Still, he cautions that SaaS startups can spend too much time in digital storytelling when they need to focus more on converting to actual sales.
‘Leaking at the seams’
Litt says that building a good culture in a startup is always “a work in progress,” but in his experience it was at the 50-employee mark that his startup came into crisis.
“I started to feel things were leaking at the seams a little bit. Up until then, we did daily stand-ups at the company” – literally every staffer standing up to explain briefly their objectives for the day – “but then it became a bit of a grind,” he says.
So, with more than 50 people on the payroll, it changed to a weekly stand-up. He also drew up a “cultural agreement” that new hires must sign and added a ceremonial handprint ritual to make the agreement feel concrete.
“It’s kinda weird as I describe it to an external group,” he admits to the audience, but he finds it effective in stamping the firm’s culture on employees.
“One of the things told to me by a mentor is that when the 100th person joins your company, they do not give a crap with respect to what the previous 99 went through. They don’t care about the lore of the company and some heroic move the CEO made, or when they closed some wicked deal. They care about their experience from that point forwards.”

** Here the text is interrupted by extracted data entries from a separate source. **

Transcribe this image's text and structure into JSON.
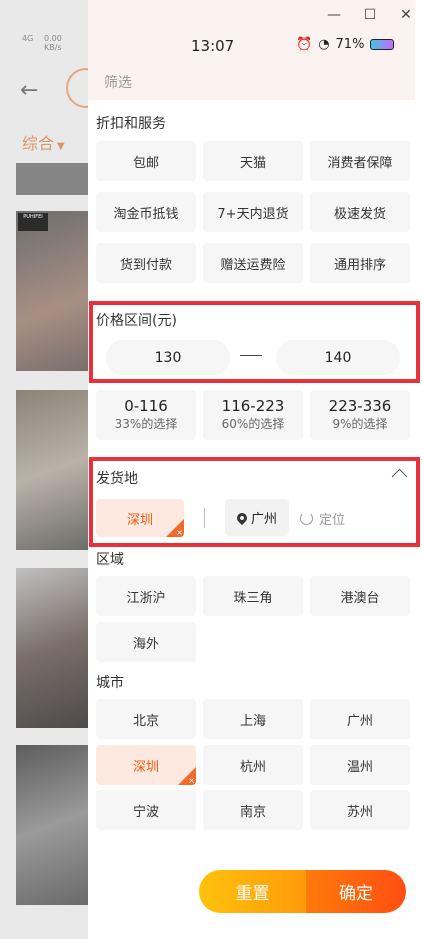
{
  "window": {
    "minimize": "—",
    "maximize": "☐",
    "close": "✕"
  },
  "background": {
    "signal": "4G",
    "speed": "0.00\nKB/s",
    "back_arrow": "←",
    "sort_label": "综合",
    "sort_arrow": "▼",
    "product_tag": "PUHIFEI"
  },
  "status_bar": {
    "time": "13:07",
    "battery": "71%"
  },
  "drawer": {
    "title": "筛选",
    "services": {
      "title": "折扣和服务",
      "items": [
        "包邮",
        "天猫",
        "消费者保障",
        "淘金币抵钱",
        "7+天内退货",
        "极速发货",
        "货到付款",
        "赠送运费险",
        "通用排序"
      ]
    },
    "price": {
      "title": "价格区间(元)",
      "min": "130",
      "max": "140",
      "ranges": [
        {
          "range": "0-116",
          "pct": "33%的选择"
        },
        {
          "range": "116-223",
          "pct": "60%的选择"
        },
        {
          "range": "223-336",
          "pct": "9%的选择"
        }
      ]
    },
    "shipping": {
      "title": "发货地",
      "selected": "深圳",
      "current_location": "广州",
      "locate_label": "定位"
    },
    "region": {
      "title": "区域",
      "items": [
        "江浙沪",
        "珠三角",
        "港澳台",
        "海外"
      ]
    },
    "city": {
      "title": "城市",
      "items": [
        "北京",
        "上海",
        "广州",
        "深圳",
        "杭州",
        "温州",
        "宁波",
        "南京",
        "苏州"
      ],
      "selected": "深圳"
    },
    "footer": {
      "reset": "重置",
      "confirm": "确定"
    }
  },
  "colors": {
    "accent": "#f55a10",
    "highlight_box": "#e8313a",
    "selected_bg": "#fde9df"
  }
}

“That really resonated with me,” he says of that bit of advice.
Now, a big part of his job is ensuring that the culture evolves whilst also preventing it from unravelling.
“I try to put every fire out myself,” he says of his current incarnation as CEO of a startup that has raised series C. When he’s not doing that, he’s focusing on his team achieving three things: “I think about revenue growth, I think about the net retention of our customers – we’re a SaaS business so are we keeping our customers and are we growing them on a cohort basis, quarter over quarter? And I think about burn rate. That’s really how I isolate my thinking.”
This is part of the coverage of Tech in Asia Tokyo 2017, our conference which took place September 27 and 28.